当時は、藤子不二雄A先生の「まんが道」に触れ、自分で手描きの漫画雑誌を作成しようと考えたこともあります。(未遂に終わりましたが)少年ジャンプの好きな漫画を模写して学校の友人に無理やり見せたり、夏休みの自由研究で読んだ伝記や物語を一枚の大きな模造紙に漫画として描き起こし、学校の廊下に貼ってもらったことも有りました。真剣に美術を習うため、それなりの進学も考えましたが、見事親に反対され、ささやかな抵抗とばかりに大学生の頃、講談社の新人漫画賞に応募し奨励賞を受賞、その賞金でセガサターンを購入し、バーチャファイターを朝までプレイしていたというエピソードも今となっては、酔ったオヤジの与太話と息子たちや嫁に呆れられるのがオチでして、いつしか漫画家になる夢は潰え、なんとなく毎日を過ごして、気付けばサッポロクラシックとゴルフをこよなく愛するアラフィフ二児の父となっておりました。

 

進路を反対した親を恨んでもいませんし、波乱万丈の未来を憂いて別の道に進ませたのも、体育会系の部活を強いたのも、親の立場になった今なら理解できます。と同時に、漫画家として活躍されている(た)方々には、その強烈な才能の輝きと意志の強さ、そしてなにより良き理解者として応援した(であろう)ご家族に対して、改めて畏敬の念を抱かざるをえません。

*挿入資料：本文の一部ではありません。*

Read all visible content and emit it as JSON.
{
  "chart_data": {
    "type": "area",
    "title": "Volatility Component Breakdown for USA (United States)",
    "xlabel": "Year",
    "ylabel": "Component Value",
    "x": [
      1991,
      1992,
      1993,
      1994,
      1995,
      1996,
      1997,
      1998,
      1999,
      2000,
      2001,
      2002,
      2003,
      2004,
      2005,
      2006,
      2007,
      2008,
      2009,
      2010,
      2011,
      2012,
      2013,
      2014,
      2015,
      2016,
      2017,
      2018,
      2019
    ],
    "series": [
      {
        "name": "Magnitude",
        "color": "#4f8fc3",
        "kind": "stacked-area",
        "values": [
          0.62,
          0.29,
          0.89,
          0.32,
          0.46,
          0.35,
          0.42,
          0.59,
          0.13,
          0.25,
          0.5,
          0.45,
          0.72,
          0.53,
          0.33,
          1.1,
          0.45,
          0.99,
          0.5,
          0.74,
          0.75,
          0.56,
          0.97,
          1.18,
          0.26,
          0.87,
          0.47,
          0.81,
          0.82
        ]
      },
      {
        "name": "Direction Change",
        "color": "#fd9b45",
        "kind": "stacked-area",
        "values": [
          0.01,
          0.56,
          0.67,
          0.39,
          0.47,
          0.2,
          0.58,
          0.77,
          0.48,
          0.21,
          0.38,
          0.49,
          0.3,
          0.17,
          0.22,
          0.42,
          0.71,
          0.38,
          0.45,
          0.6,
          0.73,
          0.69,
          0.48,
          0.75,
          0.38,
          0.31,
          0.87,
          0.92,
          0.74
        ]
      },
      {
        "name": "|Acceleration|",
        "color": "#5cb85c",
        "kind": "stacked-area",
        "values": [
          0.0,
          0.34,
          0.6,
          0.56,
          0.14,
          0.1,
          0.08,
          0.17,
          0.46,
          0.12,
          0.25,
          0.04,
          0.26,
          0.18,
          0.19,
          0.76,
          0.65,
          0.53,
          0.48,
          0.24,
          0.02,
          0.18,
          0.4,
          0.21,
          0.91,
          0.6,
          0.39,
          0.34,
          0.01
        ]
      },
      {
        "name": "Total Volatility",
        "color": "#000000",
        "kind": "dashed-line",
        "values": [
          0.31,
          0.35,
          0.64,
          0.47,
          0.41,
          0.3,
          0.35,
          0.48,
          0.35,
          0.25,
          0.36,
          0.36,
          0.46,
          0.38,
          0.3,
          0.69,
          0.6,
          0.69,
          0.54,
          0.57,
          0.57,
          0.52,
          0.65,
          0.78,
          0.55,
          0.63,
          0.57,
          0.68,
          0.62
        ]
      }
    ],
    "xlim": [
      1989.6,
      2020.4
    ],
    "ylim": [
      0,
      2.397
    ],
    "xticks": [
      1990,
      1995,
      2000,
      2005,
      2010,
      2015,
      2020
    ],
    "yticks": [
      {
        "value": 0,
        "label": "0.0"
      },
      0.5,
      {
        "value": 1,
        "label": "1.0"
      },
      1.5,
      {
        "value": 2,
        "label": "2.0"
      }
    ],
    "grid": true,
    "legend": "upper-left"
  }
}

二人の息子には、自分の夢をしっかりもって、それに向かって努力してもらいたいと思いますが、向かう先がYoutuberとかだったら、いやちょっと待てと、漫画家を夢見ていた自分が咎めるのもおかしな話でしょうか。

ホコリを被っていた、ペンタブレットをPCに接続し、Amazonで買ったドローイングソフトをインストールしつつ、ビールを飲みながら偉大な父親像について改めて考えてみました。

「お前たちの夢が叶うのを見届けるのが将来の夢だよ」

・・・・・偉大なる父親へ至る道のりは長く険しい。